A Brief I’ve Been at AIAA SciTech All Week Edition

  • ANSYS announced the six winners (three corporate, three academic) of their 2016 Hall of Fame Competition. One of the corporate winners was Combustion Research and Flow Technology for their LES simulation of flames (see image below).
  • Open source CFD package SU2 v4.1 was released and includes exact derivative computations, a discrete adjoint implementation, and more.
  • Tecplot announced at AIAA SciTech 2016 the release of Tecplot 360 EX 2016 Release 1 with improved polyhedral cell and animation support among other features.
  • ESI Group announced the availability of ESI Cloud, a cloud-based CAE solution built upon the technology acquired from Ciespace.
  • Abstract deadline for MeshTrends 11 and the World Congress on Computational Mechanics has been extended to 30 January.
  • Fluid dynamics blog FYFD turned 5, received an award from Tumblr, and posted their top 10 posts of 2015.

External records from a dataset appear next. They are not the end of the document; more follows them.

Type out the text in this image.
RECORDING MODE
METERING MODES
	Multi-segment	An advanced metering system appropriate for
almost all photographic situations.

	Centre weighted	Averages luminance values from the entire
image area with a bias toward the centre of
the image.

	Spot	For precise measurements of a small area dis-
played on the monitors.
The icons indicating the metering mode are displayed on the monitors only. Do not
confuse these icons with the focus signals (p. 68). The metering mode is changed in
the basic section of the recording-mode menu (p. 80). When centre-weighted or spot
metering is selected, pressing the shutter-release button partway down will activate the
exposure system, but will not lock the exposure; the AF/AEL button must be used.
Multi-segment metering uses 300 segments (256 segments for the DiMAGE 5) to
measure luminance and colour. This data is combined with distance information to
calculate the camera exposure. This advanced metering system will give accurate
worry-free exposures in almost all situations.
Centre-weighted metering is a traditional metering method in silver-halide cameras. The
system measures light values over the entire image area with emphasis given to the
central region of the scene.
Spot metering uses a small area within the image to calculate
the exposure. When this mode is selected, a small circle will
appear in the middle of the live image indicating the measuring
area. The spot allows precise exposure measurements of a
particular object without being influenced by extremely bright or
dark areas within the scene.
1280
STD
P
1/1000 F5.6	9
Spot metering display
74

CRAFT Tech was one of six winners in the 2016 ANSYS Hall of Fame Competition. Image from ANSYS. See link above.

The Art of Fluids is Everywhere

As mentioned here previously, I have a gentlemen’s agreement with a friend that whenever we’re at a conference together, we skip out for a few hours to check out the local art scene. That’s exactly what happened at AIAA SciTech in San Diego this past week.

Except sometimes you don’t even have to leave the hotel to find art. The image below is a piece hanging inside the Manchester Grand Hyatt. I’m certain most of you will see this as some sort of flowfield plot with velocity vectors.


We visited the Museum of Contemporary Art San Diego where we found three installations design to trigger three of your senses:


Sight: An installation by Robert Irwin.


Smell: The colored portions of this fabric installation are filled with various spices.


Sound: This is a photo of a two-part video installation that was making a statement about sound and our inner voices.

We also visited the San Diego Museum of Art for their exhibit on the Art of Music but alas photography was not permitted.

This summer’s AIAA Aviation will be in Washington, DC. Anyone up for a visit to the National Gallery of Art?